Publié le par nathalie

 

A Baia Luna, un petit village perdu dans les montagnes de Roumanie, plusieurs communautés, Roumains, Hongrois, Saxons et Tziganes, vivent en harmonie depuis de longues années. Jusqu’à ce mois de novembre 1957, où les Russes envoient un chien dans l’espace à bord d’un « Spoutnik bip-bipant » ! Cet exploit coïncide avec des événements plus funestes : Angela Barbulescu, l’institutrice du village, disparait, puis le père Johannes Baptiste, le curé du village, est assassiné, alors qu'il allait prononcer un sermon contre la collectivisation des terres. La Securitate serait-elle derrière ce crime ?

Pavel Botev, le jeune narrateur de quinze ans, va tenter de découvrir ce qui s’est passé. Sa quête s’étendra sur plus de trente ans, en compagnie de son grand-père Ilja et du meilleur ami de celui-ci, le Tzigane Dimitru, un personnage haut en couleur, persuadé que la conquête de l’espace n’est qu’un moyen pour les Soviétiques de prouver que la Vierge ne se trouve pas sur la lune, et que Dieu n’existe pas...

Un premier roman truculent, plein de fantaisie et d’imagination, où l’on parcourt l’histoire de la Roumanie de l’après-guerre à la chute du communisme, entre tragédie et humour. On se croirait plongé dans un film d'Emir Kusturica...

 

Extrait

“Il vole ! Il vole ! Vive le socialisme ! Hip, hip, hip, hourra pour le Parti ! » Les trois frères Brancusi, Liviu, Roman et Nico, firent irruption dans notre café vers huit heures du soir, d’excellente humeur, bombant le torse, prêts à payer une tournée générale.

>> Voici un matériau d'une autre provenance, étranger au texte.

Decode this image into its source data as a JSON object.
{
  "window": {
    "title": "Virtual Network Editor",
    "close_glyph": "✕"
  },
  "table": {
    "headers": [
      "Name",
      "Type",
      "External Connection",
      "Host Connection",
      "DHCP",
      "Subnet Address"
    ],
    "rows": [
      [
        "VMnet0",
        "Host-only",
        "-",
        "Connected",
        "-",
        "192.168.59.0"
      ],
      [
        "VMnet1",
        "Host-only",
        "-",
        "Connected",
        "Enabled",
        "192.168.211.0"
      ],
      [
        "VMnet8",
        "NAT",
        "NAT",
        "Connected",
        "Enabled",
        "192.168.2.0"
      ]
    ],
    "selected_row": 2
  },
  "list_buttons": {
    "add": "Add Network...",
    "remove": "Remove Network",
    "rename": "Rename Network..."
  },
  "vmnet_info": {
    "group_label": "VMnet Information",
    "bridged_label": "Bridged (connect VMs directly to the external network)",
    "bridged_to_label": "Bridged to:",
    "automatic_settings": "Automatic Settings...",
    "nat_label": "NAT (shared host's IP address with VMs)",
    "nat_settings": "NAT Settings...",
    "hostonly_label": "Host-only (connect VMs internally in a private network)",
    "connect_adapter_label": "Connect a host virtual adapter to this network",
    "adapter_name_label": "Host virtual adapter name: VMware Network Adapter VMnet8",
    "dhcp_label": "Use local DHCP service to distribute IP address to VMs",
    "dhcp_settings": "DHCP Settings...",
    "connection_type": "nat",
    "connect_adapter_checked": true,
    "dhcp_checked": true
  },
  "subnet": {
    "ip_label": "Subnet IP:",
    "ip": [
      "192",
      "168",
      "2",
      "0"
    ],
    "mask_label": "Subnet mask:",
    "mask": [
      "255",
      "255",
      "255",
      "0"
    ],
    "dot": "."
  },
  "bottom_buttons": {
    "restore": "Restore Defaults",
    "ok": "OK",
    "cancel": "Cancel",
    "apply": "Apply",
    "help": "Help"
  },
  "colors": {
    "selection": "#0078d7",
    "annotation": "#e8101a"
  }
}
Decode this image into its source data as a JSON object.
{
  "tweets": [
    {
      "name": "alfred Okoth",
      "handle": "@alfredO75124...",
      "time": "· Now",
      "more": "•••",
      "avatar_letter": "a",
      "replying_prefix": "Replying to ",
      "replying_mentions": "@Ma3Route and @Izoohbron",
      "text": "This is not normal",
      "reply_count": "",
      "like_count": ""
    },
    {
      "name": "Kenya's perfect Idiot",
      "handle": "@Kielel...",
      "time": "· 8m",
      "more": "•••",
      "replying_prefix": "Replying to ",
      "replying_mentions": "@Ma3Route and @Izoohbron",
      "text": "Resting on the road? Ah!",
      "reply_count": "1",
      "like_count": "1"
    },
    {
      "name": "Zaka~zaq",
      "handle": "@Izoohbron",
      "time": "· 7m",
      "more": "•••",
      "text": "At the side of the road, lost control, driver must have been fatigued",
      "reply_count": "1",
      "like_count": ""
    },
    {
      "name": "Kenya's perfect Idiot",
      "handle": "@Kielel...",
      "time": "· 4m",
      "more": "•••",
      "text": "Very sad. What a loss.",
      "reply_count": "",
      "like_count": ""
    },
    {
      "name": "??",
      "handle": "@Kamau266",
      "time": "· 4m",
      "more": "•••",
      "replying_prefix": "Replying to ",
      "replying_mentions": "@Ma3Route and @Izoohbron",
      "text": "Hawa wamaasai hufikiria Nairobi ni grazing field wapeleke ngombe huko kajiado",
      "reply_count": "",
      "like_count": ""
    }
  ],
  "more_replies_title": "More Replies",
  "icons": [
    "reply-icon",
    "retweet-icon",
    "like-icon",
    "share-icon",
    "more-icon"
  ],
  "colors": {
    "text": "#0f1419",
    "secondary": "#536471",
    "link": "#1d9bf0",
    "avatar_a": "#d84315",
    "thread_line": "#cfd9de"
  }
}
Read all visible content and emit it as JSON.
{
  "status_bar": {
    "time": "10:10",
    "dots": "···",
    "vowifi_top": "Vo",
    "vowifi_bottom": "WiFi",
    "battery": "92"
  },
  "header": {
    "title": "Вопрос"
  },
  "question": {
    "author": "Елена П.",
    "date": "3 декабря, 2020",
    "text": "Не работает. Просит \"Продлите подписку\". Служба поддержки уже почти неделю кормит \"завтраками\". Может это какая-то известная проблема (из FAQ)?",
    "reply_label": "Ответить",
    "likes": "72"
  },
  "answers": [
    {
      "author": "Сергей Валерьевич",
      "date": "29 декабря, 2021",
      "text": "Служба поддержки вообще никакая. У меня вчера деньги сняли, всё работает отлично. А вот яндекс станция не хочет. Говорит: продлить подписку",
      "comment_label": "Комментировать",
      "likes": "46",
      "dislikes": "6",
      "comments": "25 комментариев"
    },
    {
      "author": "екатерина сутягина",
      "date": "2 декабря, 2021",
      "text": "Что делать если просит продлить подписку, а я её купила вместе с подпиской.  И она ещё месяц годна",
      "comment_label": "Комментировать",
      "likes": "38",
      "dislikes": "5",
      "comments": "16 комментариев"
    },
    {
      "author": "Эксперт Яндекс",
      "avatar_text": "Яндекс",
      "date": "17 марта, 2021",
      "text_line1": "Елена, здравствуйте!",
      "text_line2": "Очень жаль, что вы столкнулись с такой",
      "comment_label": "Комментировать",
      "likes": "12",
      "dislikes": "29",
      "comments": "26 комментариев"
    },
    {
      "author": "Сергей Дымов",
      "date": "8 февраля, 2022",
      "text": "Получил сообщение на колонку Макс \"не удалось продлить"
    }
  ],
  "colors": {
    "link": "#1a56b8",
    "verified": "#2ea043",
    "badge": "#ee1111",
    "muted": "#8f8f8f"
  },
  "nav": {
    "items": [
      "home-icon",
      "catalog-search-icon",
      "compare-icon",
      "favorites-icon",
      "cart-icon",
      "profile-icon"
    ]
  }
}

« Qui vole ? demanda mon grand-père Ilja.

Mais le chien ! Laïka ! Le premier être vivant envoyé dans l’espace ! En route avec Spoutnik 2 ! Eau-de-vie, Pavel ! Zuika pour tout le monde ! Allez, avanti ! C’est nous qui régalons », hurla Liviu en crânant, et je compris que je n’allais pas chômer pendant les heures à venir. […]

« Buvez votre schnaps tout seuls. » Hermann Schuster et Karl Koch, les Saxons, jetèrent leurs manteaux sur leurs épaules et sortirent.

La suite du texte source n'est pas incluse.